La seconde question que nous pouvons mentionner concerne le grand retard dans l’élaboration d’une loi de Finances rectificative. Jusqu’à aujourd’hui et en dépit des grandes tensions économiques et de la crise sociale sans précédent de la pandémie, nous n’avons pas élaboré de loi de Finances rectificative capable de formuler les grandes orientations de politique économique pour faire face à la pandémie, et surtout les moyens de financement des interventions de l’Etat. En même temps, la plupart des gouvernements ont formulé des lois de Finances rectificatives et dans certains cas jusqu’à deux pour apporter leurs réponses à la crise.
Jusqu’à nos jours, notre pays n’a pas cru bon de formuler une loi de Finances rectificative en se justifiant de l’instabilité de la situation économique. Mais, ce retard aura des conséquences économiques négatives qui ne nous permettront pas de tirer profit des marges de liberté offertes par la pandémie dans les politiques budgétaires, notamment en matière de déficit budgétaire.

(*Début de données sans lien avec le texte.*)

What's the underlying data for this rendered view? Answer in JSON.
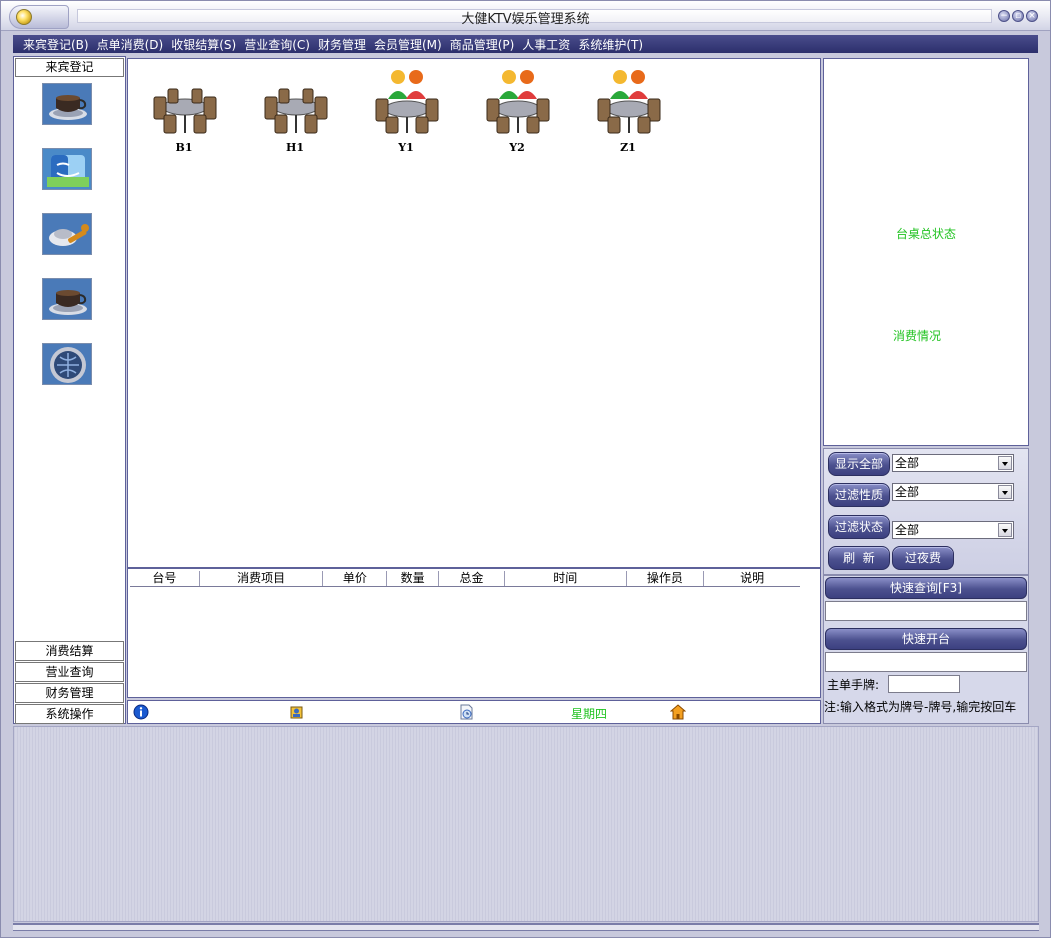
{
  "window": {
    "title": "大健KTV娱乐管理系统"
  },
  "menu": [
    "来宾登记(B)",
    "点单消费(D)",
    "收银结算(S)",
    "营业查询(C)",
    "财务管理",
    "会员管理(M)",
    "商品管理(P)",
    "人事工资",
    "系统维护(T)"
  ],
  "left_nav": {
    "header": "来宾登记",
    "icons": [
      "coffee-cup-icon",
      "finder-folder-icon",
      "tools-icon",
      "coffee-cup-icon",
      "globe-button-icon"
    ],
    "footer": [
      "消费结算",
      "营业查询",
      "财务管理",
      "系统操作"
    ]
  },
  "tables": [
    {
      "label": "B1",
      "occupied": false
    },
    {
      "label": "H1",
      "occupied": false
    },
    {
      "label": "Y1",
      "occupied": true
    },
    {
      "label": "Y2",
      "occupied": true
    },
    {
      "label": "Z1",
      "occupied": true
    }
  ],
  "detail_columns": [
    "台号",
    "消费项目",
    "单价",
    "数量",
    "总金",
    "时间",
    "操作员",
    "说明"
  ],
  "status_bar": {
    "weekday": "星期四"
  },
  "right_panel": {
    "status_title": "台桌总状态",
    "consumption_title": "消费情况",
    "show_all_label": "显示全部",
    "filter_nature_label": "过滤性质",
    "filter_status_label": "过滤状态",
    "refresh_label": "刷  新",
    "night_fee_label": "过夜费",
    "show_all_value": "全部",
    "filter_nature_value": "全部",
    "filter_status_value": "全部",
    "quick_query_label": "快速查询[F3]",
    "quick_open_label": "快速开台",
    "hand_card_label": "主单手牌:",
    "note": "注:输入格式为牌号-牌号,输完按回车"
  },
  "colors": {
    "accent_green": "#22c322",
    "menu_bg": "#2c2f6c"
  }
}
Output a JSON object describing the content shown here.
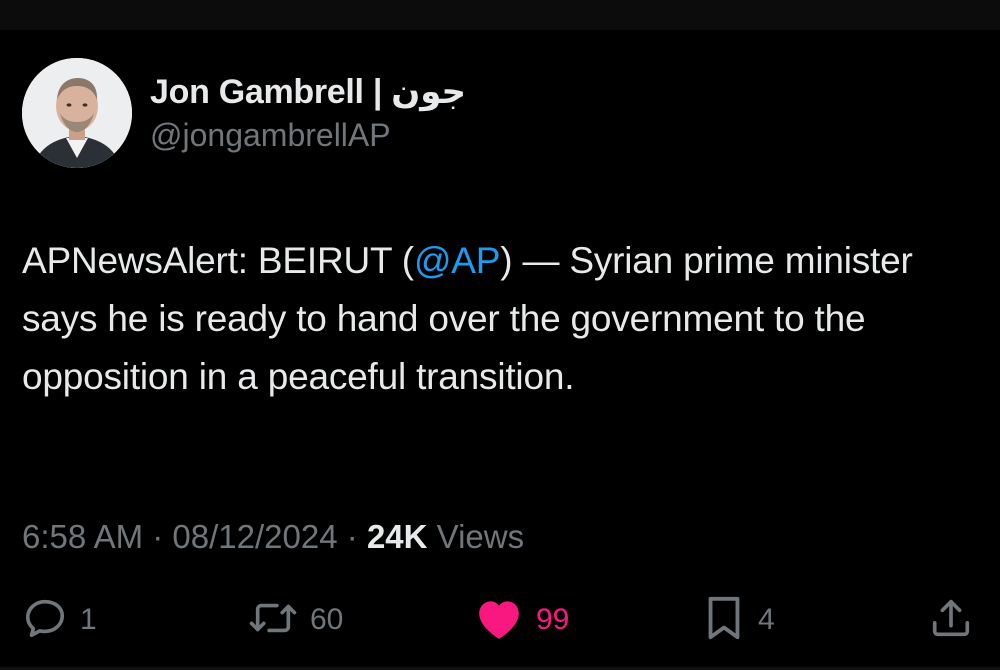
{
  "author": {
    "display_name": "Jon Gambrell | جون",
    "handle": "@jongambrellAP"
  },
  "tweet": {
    "prefix": "APNewsAlert: BEIRUT (",
    "mention": "@AP",
    "suffix": ") — Syrian prime minister says he is ready to hand over the government to the opposition in a peaceful transition."
  },
  "meta": {
    "time": "6:58 AM",
    "separator": "·",
    "date": "08/12/2024",
    "views_count": "24K",
    "views_label": "Views"
  },
  "actions": {
    "replies": "1",
    "reposts": "60",
    "likes": "99",
    "bookmarks": "4"
  },
  "colors": {
    "background": "#000000",
    "text": "#e7e9ea",
    "secondary": "#71767b",
    "link": "#1d9bf0",
    "like": "#f91880"
  },
  "icons": [
    "reply-icon",
    "repost-icon",
    "like-icon",
    "bookmark-icon",
    "share-icon"
  ]
}
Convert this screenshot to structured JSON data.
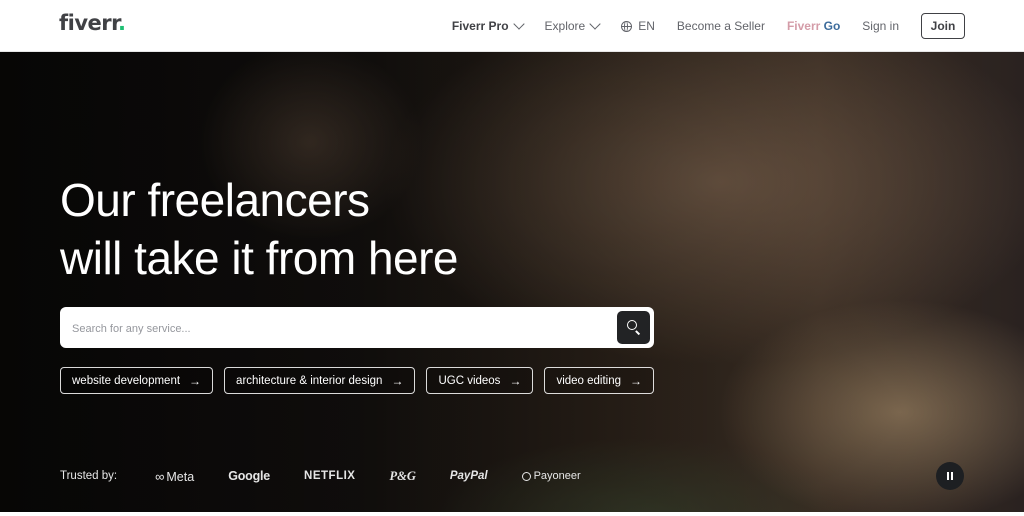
{
  "header": {
    "logo_text": "fiverr",
    "logo_dot": ".",
    "nav": {
      "fiverr_pro": "Fiverr Pro",
      "explore": "Explore",
      "language": "EN",
      "become_seller": "Become a Seller",
      "fiverr_go_part1": "Fiverr",
      "fiverr_go_part2": " Go",
      "sign_in": "Sign in",
      "join": "Join"
    },
    "accent_color": "#1dbf73"
  },
  "hero": {
    "headline_line1": "Our freelancers",
    "headline_line2": "will take it from here",
    "search": {
      "placeholder": "Search for any service...",
      "value": ""
    },
    "chips": [
      {
        "label": "website development",
        "arrow": "→"
      },
      {
        "label": "architecture & interior design",
        "arrow": "→"
      },
      {
        "label": "UGC videos",
        "arrow": "→"
      },
      {
        "label": "video editing",
        "arrow": "→"
      }
    ],
    "trusted_label": "Trusted by:",
    "brands": {
      "meta": "Meta",
      "meta_symbol": "∞",
      "google": "Google",
      "netflix": "NETFLIX",
      "pg": "P&G",
      "paypal": "PayPal",
      "payoneer": "Payoneer"
    }
  }
}
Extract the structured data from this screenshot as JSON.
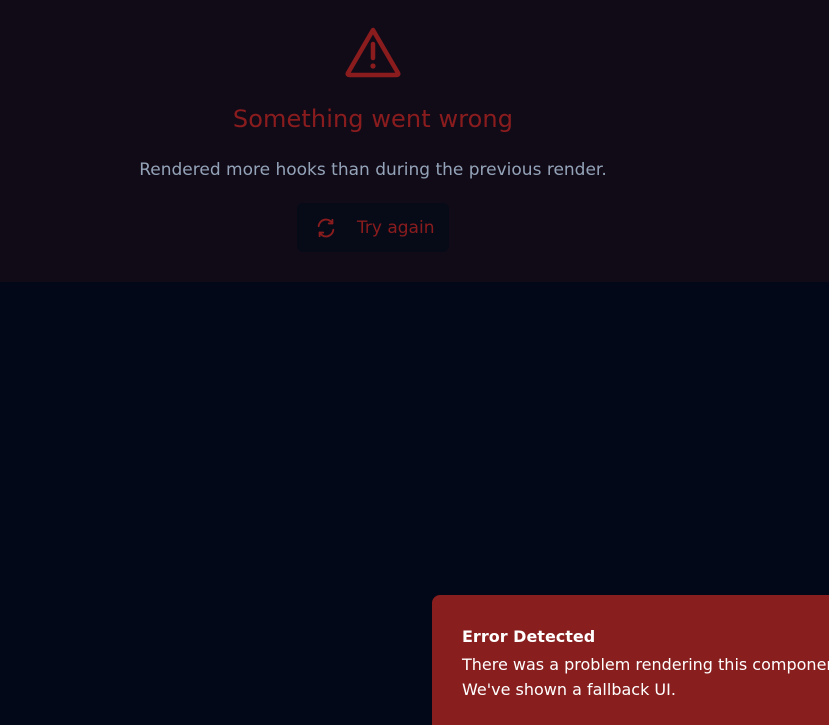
{
  "error_panel": {
    "icon": "warning-triangle-icon",
    "title": "Something went wrong",
    "message": "Rendered more hooks than during the previous render.",
    "retry_button": {
      "icon": "refresh-icon",
      "label": "Try again"
    }
  },
  "toast": {
    "title": "Error Detected",
    "line1": "There was a problem rendering this component",
    "line2": "We've shown a fallback UI."
  },
  "colors": {
    "background": "#020817",
    "panel": "#110b18",
    "accent_red": "#8a1c1e",
    "muted_text": "#94a3b8",
    "toast_bg": "#881e1e"
  }
}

Un troisième aspect ouvert par la pandémie et dont nous n’avons pas tiré profit concerne les politiques monétaires et la possibilité pour les banques centrales d’opérer des financements directs des budgets. En dépit de l’évolution des évolutions des politiques monétaires et des nouvelles marges de liberté, nous nous sommes cantonnés dans la défense des paradigmes passés et nous avons été jusqu’à refuser l’offre faite par l’ARP pour inclure cette disposition dans les mécanismes d’urgence.
On peut aussi mentionner les programmes de sauvetage et d’urgence économiques. Au moment où la plupart des pays, notamment les pays en développement, ont formulé des programmes ambitieux de sauvetage, nous nous sommes limités à quelques mesures dont la plupart des acteurs économiques ont souligné les effets limités.
On peut souligner enfin la question des transformations qui ont touché la globalisation avec une tendance à réorganiser les chaînes de valeur sur des bases régionales. Nous aurions pu tirer profit de ces nouveaux développements à travers la mise en place d’une équipe de haut niveau pour voir les moyens de bénéficier de ces nouvelles opportunités.
La crise de la Covid-19 a eu des effets désastreux sur les économies. Mais, en même temps, elle a ouvert de nouvelles opportunités pour structurer un nouveau modèle de développement inclusif et durable. Au moment où nous avons fermé les frontières pour faire face à la progression de la pandémie, nous les avons également fermées sur les vents des révolutions économiques en cours. Notre pays est resté l’un des rares au monde à poursuivre les politiques traditionnelles et cette occasion perdue ira rejoindre les autres dans notre histoire passée.